Twenty minutes later he rounded a bend in the road and caught his first glimpse of the ocean. Had there ever been a more beautiful sight? He fell to his knees and crossed himself as a sheen of tears blurred his vision. The ocean represented hope and freedom and escape. After four thousand miles, he had finally arrived, and the ocean looked like paradise.
But it was a dangerous paradise. Port Arthur was in Chinese territory, but the port itself was administered by the Russians, and they might still be looking for him.
Dimitri no longer looked anything like a Russian aristocrat. He was dirty and emaciated, with a shaggy beard and his hair pulled into a topknot like Temujin wore. His fur-lined boots had come off a dead soldier, and his baggy pants had been bartered from a Dukha peddler. His coat was a leather deel, a traditional overcoat worn among the Mongolians, that reached past his knees. The flaps were tied shut with the red sash he’d bought in Chita, and a gunnysack bulging with cedar nuts was slung over his back.

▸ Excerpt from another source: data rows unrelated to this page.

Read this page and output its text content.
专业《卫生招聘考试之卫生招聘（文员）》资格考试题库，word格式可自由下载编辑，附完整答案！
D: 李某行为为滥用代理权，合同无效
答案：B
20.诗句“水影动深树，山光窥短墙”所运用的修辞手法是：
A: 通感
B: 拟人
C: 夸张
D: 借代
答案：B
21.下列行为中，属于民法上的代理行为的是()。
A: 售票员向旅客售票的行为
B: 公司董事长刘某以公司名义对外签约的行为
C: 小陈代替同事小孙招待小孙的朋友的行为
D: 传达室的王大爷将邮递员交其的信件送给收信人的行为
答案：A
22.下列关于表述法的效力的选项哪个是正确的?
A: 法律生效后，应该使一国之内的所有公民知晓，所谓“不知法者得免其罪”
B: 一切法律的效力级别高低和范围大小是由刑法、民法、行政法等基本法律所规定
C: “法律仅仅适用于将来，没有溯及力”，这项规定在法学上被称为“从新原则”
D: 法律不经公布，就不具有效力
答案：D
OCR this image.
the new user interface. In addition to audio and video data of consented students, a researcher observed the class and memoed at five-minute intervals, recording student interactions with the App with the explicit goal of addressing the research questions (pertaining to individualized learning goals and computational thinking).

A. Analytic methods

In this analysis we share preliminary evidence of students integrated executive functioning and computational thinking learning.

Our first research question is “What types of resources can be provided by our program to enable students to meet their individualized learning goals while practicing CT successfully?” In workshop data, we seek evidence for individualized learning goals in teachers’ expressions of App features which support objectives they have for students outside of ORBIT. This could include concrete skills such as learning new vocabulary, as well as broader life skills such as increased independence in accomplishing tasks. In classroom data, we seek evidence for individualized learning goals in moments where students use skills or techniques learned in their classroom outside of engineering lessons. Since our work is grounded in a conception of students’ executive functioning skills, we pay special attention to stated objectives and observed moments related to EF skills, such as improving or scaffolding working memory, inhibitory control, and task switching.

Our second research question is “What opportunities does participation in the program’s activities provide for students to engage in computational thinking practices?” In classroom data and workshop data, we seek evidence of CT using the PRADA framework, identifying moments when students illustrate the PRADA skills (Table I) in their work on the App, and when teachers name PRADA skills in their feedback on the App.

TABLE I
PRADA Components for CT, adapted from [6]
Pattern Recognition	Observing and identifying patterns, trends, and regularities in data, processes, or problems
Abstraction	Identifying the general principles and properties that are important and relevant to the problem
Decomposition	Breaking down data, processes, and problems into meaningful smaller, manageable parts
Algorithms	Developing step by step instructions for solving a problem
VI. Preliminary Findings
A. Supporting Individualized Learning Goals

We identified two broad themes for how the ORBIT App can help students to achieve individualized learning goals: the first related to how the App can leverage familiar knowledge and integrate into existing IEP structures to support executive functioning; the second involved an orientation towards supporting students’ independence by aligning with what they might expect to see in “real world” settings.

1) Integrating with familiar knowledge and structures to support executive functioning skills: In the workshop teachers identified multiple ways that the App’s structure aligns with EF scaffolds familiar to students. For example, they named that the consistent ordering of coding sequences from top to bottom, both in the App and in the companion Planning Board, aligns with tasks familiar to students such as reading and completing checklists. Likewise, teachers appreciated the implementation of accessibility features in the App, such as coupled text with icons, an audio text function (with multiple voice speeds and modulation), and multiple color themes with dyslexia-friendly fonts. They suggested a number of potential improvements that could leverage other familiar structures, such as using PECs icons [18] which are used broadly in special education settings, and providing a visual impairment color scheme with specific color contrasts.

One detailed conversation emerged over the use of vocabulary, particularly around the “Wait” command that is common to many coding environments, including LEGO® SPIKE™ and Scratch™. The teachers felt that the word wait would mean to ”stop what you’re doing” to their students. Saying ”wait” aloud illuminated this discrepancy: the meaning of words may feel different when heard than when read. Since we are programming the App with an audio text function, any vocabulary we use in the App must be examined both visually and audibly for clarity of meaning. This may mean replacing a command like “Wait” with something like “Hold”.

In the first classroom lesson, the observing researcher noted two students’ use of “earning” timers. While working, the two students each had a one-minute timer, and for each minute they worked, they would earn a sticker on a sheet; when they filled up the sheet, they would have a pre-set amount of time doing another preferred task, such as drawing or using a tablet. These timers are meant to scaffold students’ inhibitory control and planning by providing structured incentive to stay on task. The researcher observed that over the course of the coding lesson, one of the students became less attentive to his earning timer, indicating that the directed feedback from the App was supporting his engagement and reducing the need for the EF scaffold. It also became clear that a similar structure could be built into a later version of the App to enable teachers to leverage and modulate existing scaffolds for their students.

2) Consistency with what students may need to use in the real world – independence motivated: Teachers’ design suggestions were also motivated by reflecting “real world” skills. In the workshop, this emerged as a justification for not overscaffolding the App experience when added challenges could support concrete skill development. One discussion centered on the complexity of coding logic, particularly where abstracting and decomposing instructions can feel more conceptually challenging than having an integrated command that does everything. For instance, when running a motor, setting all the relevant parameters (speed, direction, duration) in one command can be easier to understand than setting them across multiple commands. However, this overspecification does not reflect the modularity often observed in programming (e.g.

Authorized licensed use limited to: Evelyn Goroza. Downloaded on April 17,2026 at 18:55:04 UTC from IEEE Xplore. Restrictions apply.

He leaned against the side of a warehouse and looked down into the port below. Storefront signs in Chinese characters stood side-by-side with Russian Cyrillic, French, and a smattering of English. He couldn’t communicate in Chinese, and a Russian outpost could mean the kiss of death, but at last he spotted an American ship. The USS Pacific Star was docked in the harbor, low in the water and with room for passengers in the hold.
He headed toward the American shipping office, where a lump settled in his stomach at the hefty ticket prices. A steerage berth to San Francisco would cost the remainder of his money. But the USS Pacific Star sailed tomorrow, and he needed to be on that ship. The moment he sailed out of Russian-controlled territory, he would be a free man. A broke, hungry, and sick man, but free.